El Conflicto disparándole a la Pobreza

La pobreza y el conflicto están estrechamente relacionados. Por un lado, los costos del conflicto incluyen efectos negativos sobre el crecimiento económico, el medio ambiente, la salud, los ingresos, la educación, entre otros. Se ha encontrado entonces que en gran parte del mundo, el conflicto tiene efectos de larga duración que inhiben el desarrollo económico. Sin embargo, el argumento opuesto también es cierto: las personas pobres tienen un menor costo de oportunidad de involucrarse en actividades violentas e ilegales, alimentando así el crimen y el conflicto.

Entender esta relación y estimar el efecto causal que tiene el conflicto armado sobre la pobreza en Colombia resulta muy relevante, dado que el país sufre uno de los conflictos internos más largos presentes hoy en el mundo y es el segundo país en Sur América [2008], después de Bolivia, con el mayor porcentaje de personas debajo de la línea de pobreza (medida como $1.25 dólares por día). En efecto, los grupos guerrilleros y paramilitares no están únicamente involucrados en la producción y distribución de drogas ilegales como su mayor fuente de financiación, ni en un enfrentamiento exclusivo con las fuerzas militares, sino que han perpetrado ataques hacia la población civil, bienes privados e infraestructura pública. Es probable entonces que estos grupos empobrezcan a la población afectada.

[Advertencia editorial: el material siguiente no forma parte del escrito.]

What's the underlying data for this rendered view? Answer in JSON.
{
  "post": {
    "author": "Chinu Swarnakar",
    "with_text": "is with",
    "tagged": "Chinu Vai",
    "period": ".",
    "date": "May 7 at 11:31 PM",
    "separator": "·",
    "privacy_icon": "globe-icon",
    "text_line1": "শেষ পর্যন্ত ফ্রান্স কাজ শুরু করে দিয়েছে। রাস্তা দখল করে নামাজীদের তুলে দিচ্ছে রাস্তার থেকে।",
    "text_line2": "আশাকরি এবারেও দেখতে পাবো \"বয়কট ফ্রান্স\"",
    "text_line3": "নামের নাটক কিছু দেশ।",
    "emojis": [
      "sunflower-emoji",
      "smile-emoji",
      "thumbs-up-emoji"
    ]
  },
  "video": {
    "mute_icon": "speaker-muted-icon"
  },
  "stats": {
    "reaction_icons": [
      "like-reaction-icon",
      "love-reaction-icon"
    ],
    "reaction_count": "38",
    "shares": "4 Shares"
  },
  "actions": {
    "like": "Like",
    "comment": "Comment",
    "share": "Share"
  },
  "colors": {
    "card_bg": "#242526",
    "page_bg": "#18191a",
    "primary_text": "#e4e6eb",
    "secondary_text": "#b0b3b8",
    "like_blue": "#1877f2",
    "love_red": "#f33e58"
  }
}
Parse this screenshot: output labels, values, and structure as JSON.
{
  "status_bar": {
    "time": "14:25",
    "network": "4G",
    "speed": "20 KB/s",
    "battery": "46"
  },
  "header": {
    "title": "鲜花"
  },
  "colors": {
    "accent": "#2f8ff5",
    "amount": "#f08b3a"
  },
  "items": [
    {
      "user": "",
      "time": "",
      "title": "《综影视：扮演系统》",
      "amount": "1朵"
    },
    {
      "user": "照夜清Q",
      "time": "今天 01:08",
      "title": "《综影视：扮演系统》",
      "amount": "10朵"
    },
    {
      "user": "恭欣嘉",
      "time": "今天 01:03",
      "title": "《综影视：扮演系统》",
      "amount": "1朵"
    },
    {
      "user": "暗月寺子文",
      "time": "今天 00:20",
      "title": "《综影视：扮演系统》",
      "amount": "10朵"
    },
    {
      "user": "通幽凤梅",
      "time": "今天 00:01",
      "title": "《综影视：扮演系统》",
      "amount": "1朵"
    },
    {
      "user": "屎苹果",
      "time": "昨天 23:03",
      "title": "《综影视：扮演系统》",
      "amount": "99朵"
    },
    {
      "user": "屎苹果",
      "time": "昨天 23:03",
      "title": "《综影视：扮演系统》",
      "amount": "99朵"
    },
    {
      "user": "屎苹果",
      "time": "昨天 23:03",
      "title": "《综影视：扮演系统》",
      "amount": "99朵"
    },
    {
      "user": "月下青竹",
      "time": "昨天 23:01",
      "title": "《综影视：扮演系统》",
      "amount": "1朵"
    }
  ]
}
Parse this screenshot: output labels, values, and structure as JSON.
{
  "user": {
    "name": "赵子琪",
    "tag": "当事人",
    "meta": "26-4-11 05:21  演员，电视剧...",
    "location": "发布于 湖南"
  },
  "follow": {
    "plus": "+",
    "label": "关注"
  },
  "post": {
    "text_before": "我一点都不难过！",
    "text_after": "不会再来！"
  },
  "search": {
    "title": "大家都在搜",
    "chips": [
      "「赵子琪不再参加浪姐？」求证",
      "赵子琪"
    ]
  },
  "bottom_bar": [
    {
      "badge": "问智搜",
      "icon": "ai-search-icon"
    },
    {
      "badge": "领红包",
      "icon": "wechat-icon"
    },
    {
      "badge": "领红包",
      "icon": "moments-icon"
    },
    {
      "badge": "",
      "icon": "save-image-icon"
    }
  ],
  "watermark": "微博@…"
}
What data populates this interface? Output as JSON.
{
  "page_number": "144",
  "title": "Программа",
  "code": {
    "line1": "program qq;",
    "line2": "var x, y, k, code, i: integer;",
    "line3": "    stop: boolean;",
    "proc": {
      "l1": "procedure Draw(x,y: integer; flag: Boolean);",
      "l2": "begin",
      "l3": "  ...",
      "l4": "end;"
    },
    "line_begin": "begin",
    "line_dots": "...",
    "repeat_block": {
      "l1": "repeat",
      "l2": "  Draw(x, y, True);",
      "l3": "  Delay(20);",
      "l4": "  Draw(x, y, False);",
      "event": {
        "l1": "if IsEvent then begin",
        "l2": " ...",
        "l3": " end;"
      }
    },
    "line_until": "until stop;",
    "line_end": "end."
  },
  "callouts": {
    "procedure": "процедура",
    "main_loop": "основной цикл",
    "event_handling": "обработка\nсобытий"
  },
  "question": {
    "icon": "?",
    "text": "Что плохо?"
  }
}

En este sentido, al medir pobreza con el Índice de Pobreza Multidimensional – alejándome así de conceptos unidimensionales de pobreza basados típicamente en ingreso o consumo y acercándome a las privaciones simultáneas que enfrenta un hogar en un momento del tiempo – estimo el impacto que tiene el conflicto armado sobre la pobreza en Colombia.

Los resultados sugieren que el conflicto tiene un efecto positivo y significativo sobre la pobreza rural, pero no sobre la pobreza urbana. Esto es intuitivo ya que gran parte del conflicto en Colombia tiene lugar en las áreas rurales. En segunda instancia, al examinar una estructura de rezagos sobre la incidencia del conflicto para determinar la duración del efecto, se encuentra que este efecto dura por al menos tres años pero que decae en el tiempo. Es decir, el efecto se disipa cuando el tiempo transcurrido entre el conflicto y el periodo en el cual se mide pobreza aumenta. Este desvanecimiento del efecto puede deberse a que los hogares tuvieron tiempo de reaccionar a un evento violento pasado, y por lo tanto, entre más lejano haya sido el evento violento, el conflicto le pega menos a la pobreza contemporánea.

¿Quieren cifras? El efecto contemporáneo de una desviación estándar adicional de un ataque de la guerrilla es un aumento de 4.2 puntos porcentuales en la pobreza rural. Este efecto cae a 1.9 puntos porcentuales en el segundo rezago, desapareciendo el efecto en el tercer rezago. El efecto de los ataques paramilitares es algo mayor, con un aumento de 3.8 y 3.2 puntos porcentuales en la pobreza rural en el primer y segundo rezago respectivamente.

En resumen, los resultados de este trabajo (mío) sugieren que el conflicto armado en Colombia aumenta la pobreza rural y proporcionan evidencia adicional de que los beneficios de la paz son potencialmente muy grandes. Así las cosas, la búsqueda de la paz debería no ser solamente un objetivo del gobierno sino de todo el país. ¿O queremos que el conflicto le siga disparando a la pobreza? …(entre otras consecuencias).